What McCune did not see was sophomore cornerback Blake Perry, who picked off the pass and darted up the sideline for an 18-yard return. The defense put the offense in great position at the Colgate 31-yard line, just as they had done on several occasions the week before against Columbia.
Unfortunately for Princeton, that defense seemed to disappear shortly after Perry's interception. The Tigers would only stop the Raiders four more times the rest of the game—Colgate's five other drives resulted in touchdowns.
The Tigers showed gross inconsistency in between their rout of the Lions last week and their dismal performance against the Raiders. The defense gave up only 66 yards to Columbia's All-Ivy rusher John Reese, and only 93 rushing yards overall. It also gave up only 215 yards passing, limiting Columbia to just 26 minutes, 11 seconds of total offense. This week was a different story.
"They're a good team, I'm not taking anything away from Colgate," head coach Roger Hughes said. "But I felt that we did not play anywhere near the level that we played last week, and that is unacceptable."
Unacceptable is certainly one word to describe it. A team cannot win football games when it allows the opposition to possess the ball for 34:49, to run for 241 yards, and to pass for 265 yards.

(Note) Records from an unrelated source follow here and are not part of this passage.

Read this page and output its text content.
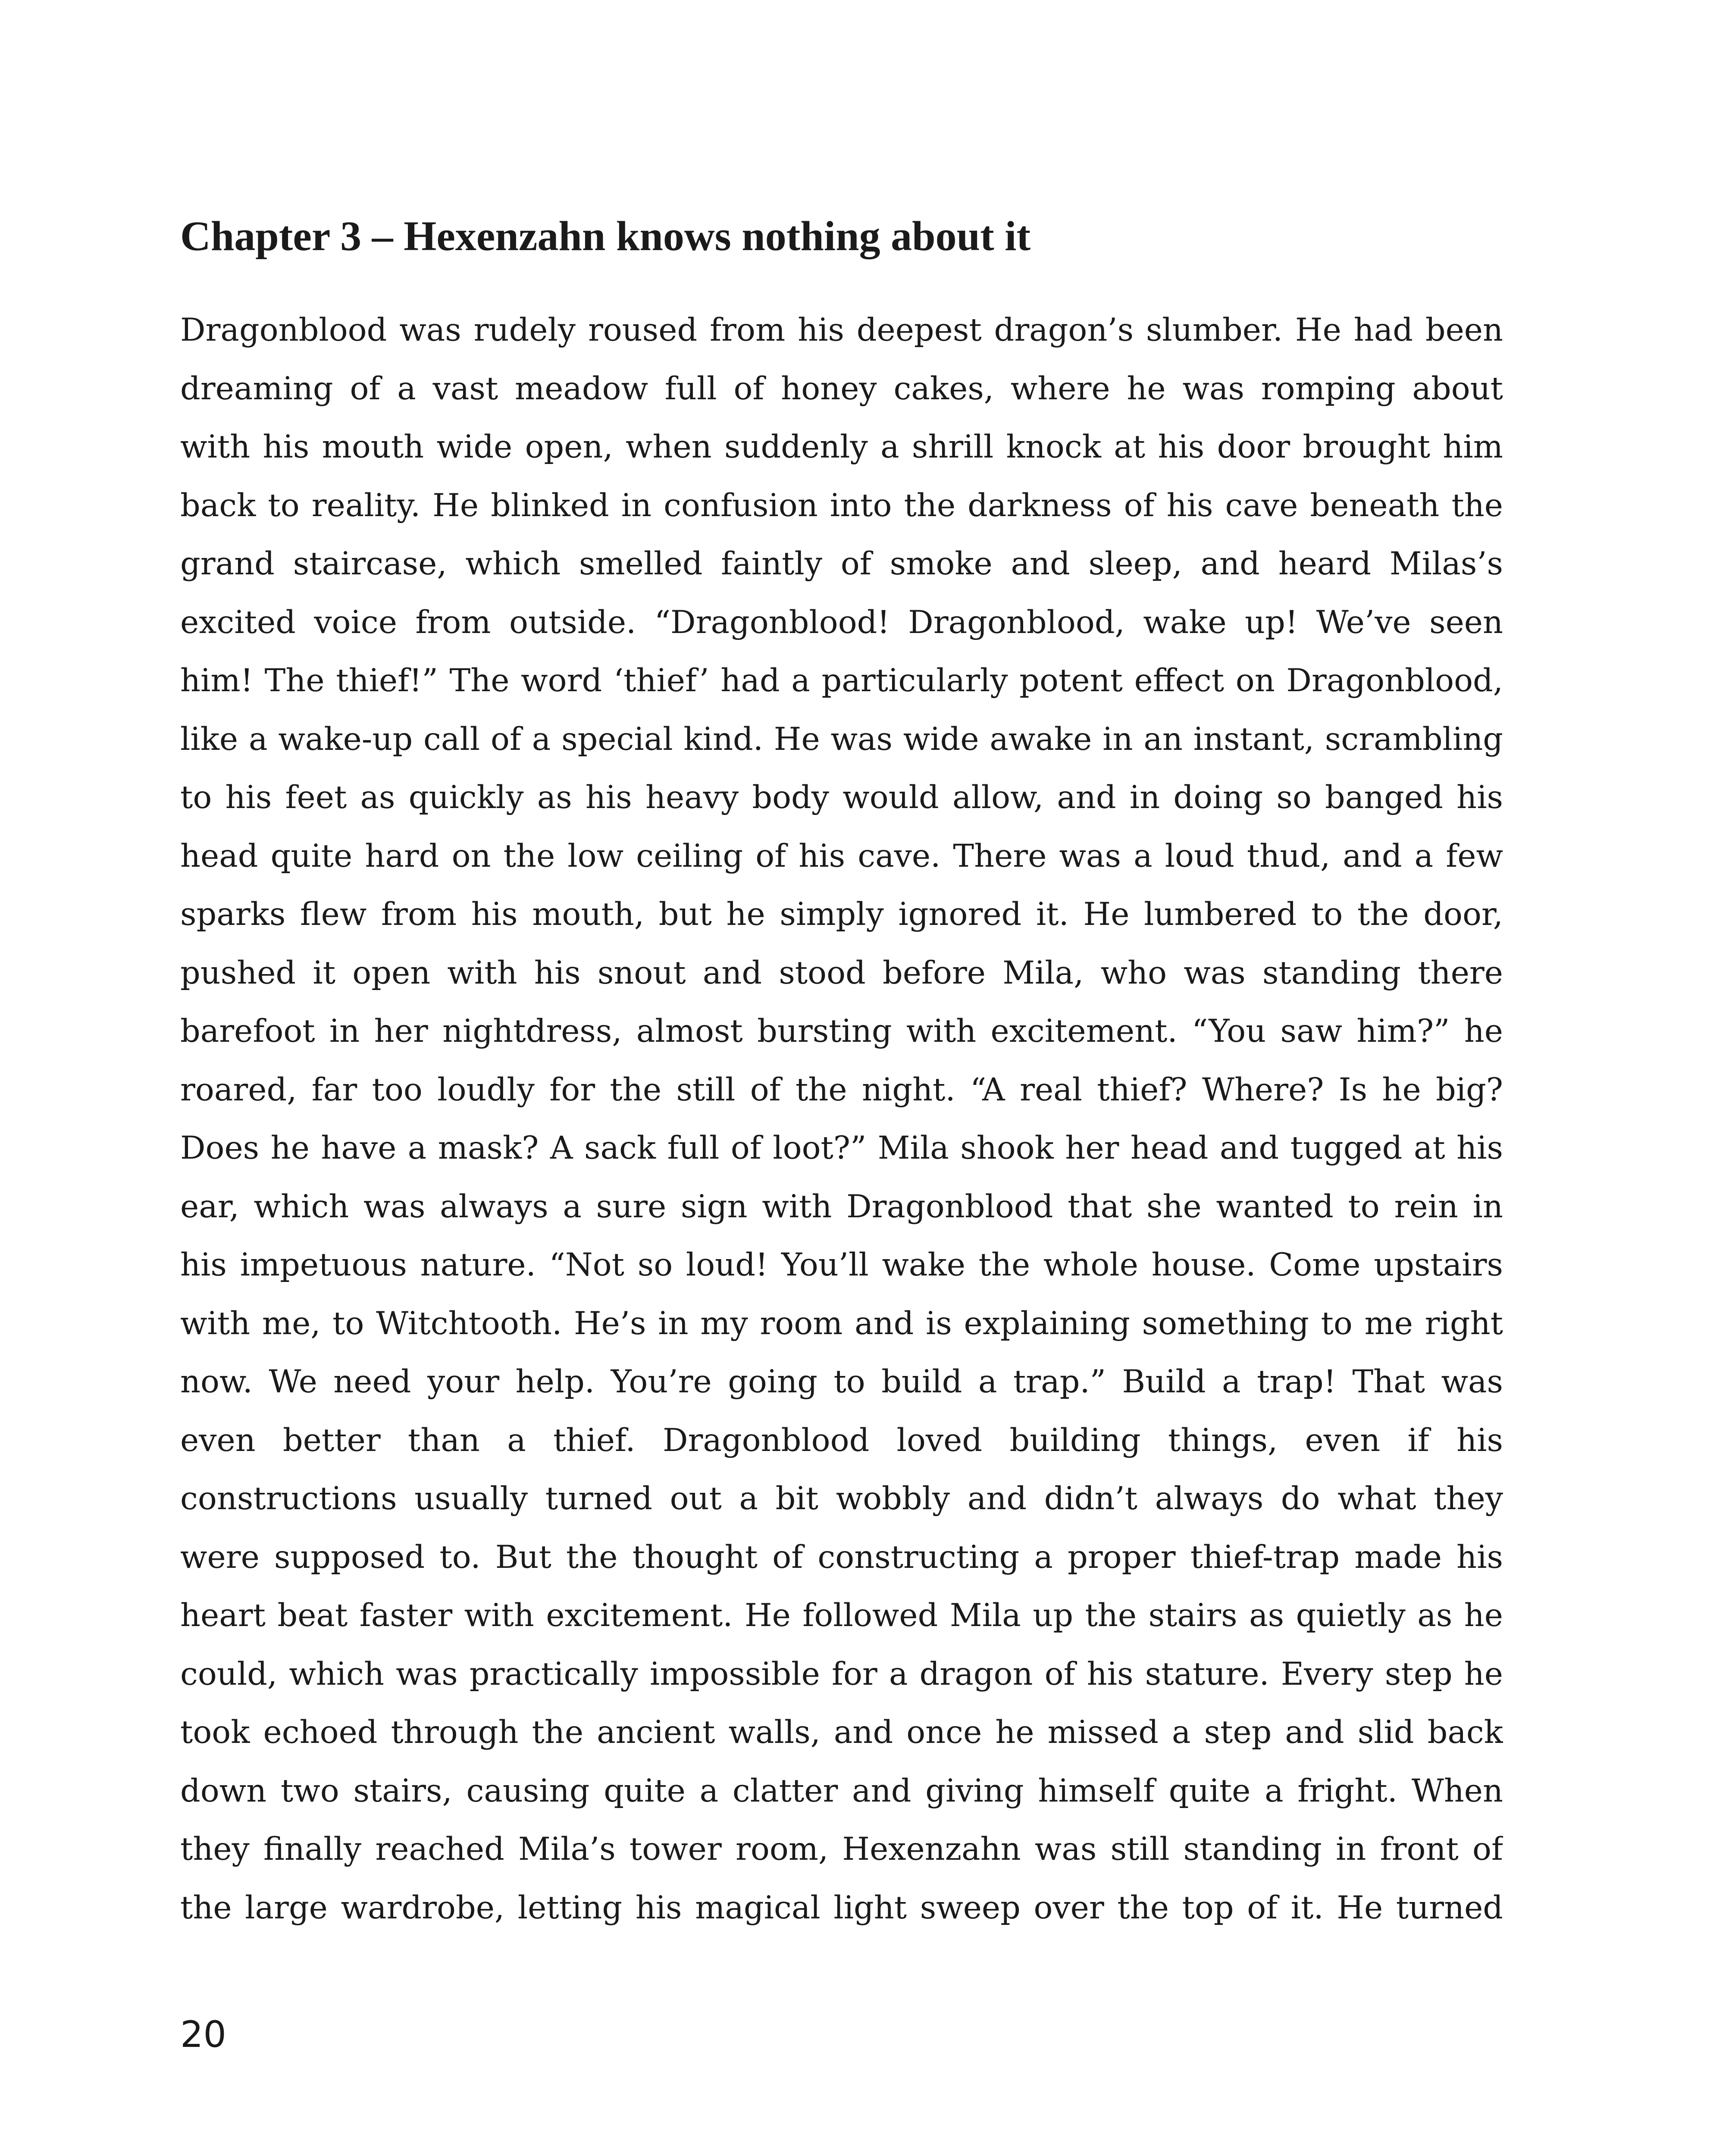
Chapter 3 – Hexenzahn knows nothing about it
Dragonblood was rudely roused from his deepest dragon’s slumber. He had been
dreaming of a vast meadow full of honey cakes, where he was romping about
with his mouth wide open, when suddenly a shrill knock at his door brought him
back to reality. He blinked in confusion into the darkness of his cave beneath the
grand staircase, which smelled faintly of smoke and sleep, and heard Milas’s
excited voice from outside. “Dragonblood! Dragonblood, wake up! We’ve seen
him! The thief!” The word ‘thief’ had a particularly potent effect on Dragonblood,
like a wake-up call of a special kind. He was wide awake in an instant, scrambling
to his feet as quickly as his heavy body would allow, and in doing so banged his
head quite hard on the low ceiling of his cave. There was a loud thud, and a few
sparks flew from his mouth, but he simply ignored it. He lumbered to the door,
pushed it open with his snout and stood before Mila, who was standing there
barefoot in her nightdress, almost bursting with excitement. “You saw him?” he
roared, far too loudly for the still of the night. “A real thief? Where? Is he big?
Does he have a mask? A sack full of loot?” Mila shook her head and tugged at his
ear, which was always a sure sign with Dragonblood that she wanted to rein in
his impetuous nature. “Not so loud! You’ll wake the whole house. Come upstairs
with me, to Witchtooth. He’s in my room and is explaining something to me right
now. We need your help. You’re going to build a trap.” Build a trap! That was
even better than a thief. Dragonblood loved building things, even if his
constructions usually turned out a bit wobbly and didn’t always do what they
were supposed to. But the thought of constructing a proper thief-trap made his
heart beat faster with excitement. He followed Mila up the stairs as quietly as he
could, which was practically impossible for a dragon of his stature. Every step he
took echoed through the ancient walls, and once he missed a step and slid back
down two stairs, causing quite a clatter and giving himself quite a fright. When
they finally reached Mila’s tower room, Hexenzahn was still standing in front of
the large wardrobe, letting his magical light sweep over the top of it. He turned
20
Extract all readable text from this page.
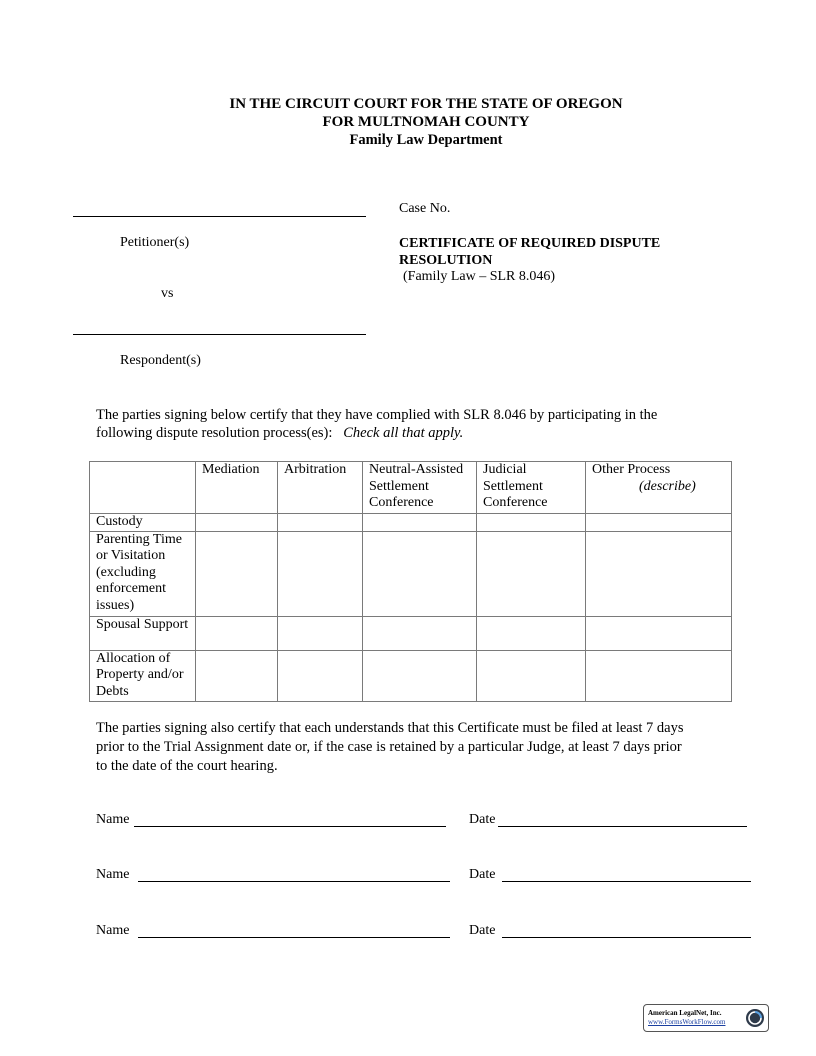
IN THE CIRCUIT COURT FOR THE STATE OF OREGON
FOR MULTNOMAH COUNTY
Family Law Department
Petitioner(s)
vs
Respondent(s)
Case No.
CERTIFICATE OF REQUIRED DISPUTE
RESOLUTION
(Family Law – SLR 8.046)
The parties signing below certify that they have complied with SLR 8.046 by participating in the
following dispute resolution process(es): Check all that apply.
	Mediation	Arbitration	Neutral-Assisted Settlement Conference	Judicial Settlement Conference	Other Process
(describe)

Custody					
Parenting Time or Visitation (excluding enforcement issues)					
Spousal Support					
Allocation of Property and/or Debts					
The parties signing also certify that each understands that this Certificate must be filed at least 7 days
prior to the Trial Assignment date or, if the case is retained by a particular Judge, at least 7 days prior
to the date of the court hearing.
Name	Date
Name	Date
Name	Date
American LegalNet, Inc.
www.FormsWorkFlow.com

"In the second half, they ran seven [isolation] plays right in a row, right down our throat and scored, and that is unacceptable," Hughes said.
The isolation (or iso) play stops a defense cold by putting blockers on all the defensive linemen and allows an offense to spring a running back loose. It is an effective play that defenses study how to stop and adjust for, but no play is so clever that it should gain yardage seven times in a row.
On several plays — including both the iso and various pass plays — Colgate offensive players broke through or bounced off of several hits.
Princeton's poor tackling was all too evident in the third quarter with 10:20 left, when the Raiders had a fourth down with 12 yards to go. On a gutsy call, they went for it. McCune dropped back and found one of his favorite targets, wide receiver Joe Parker, in triple coverage.
McCune let the ball fly, and Parker managed to catch it. All three Tiger defensive backs hit him, but Parker stayed on his feet and dove the extra yards for the end zone, evading another tackle on his way in.
Princeton's defensive woes were not totally the result of inconsistency. Sophomore defensive end Joe Weiss suffered a fractured tibia on a Colgate drive in the first half — ending his season.

Also on the injured list, senior linebacker Chris Roser-Jones was out for the week with a hamstring injury. With three key players out, a monkey wrench had been thrown into the Tigers' defensive game plan.
"You lose great players like that, and emotionally you're going to feel it at first," senior defensive end Phil Jackman said. "But we have to bounce back. We have to be more consistent up front."
Given the dual setbacks of inconsistent play and injured personnel, Princeton faces a tough road back to the kind of success they had against Columbia. Hughes insists that his team is up to the challenge.
"We are not giving up on anything," he said. "We're going to be a good team but we have to understand the work ethic and mental toughness it takes to play at the level Colgate played. Now they are going to learn how to do it."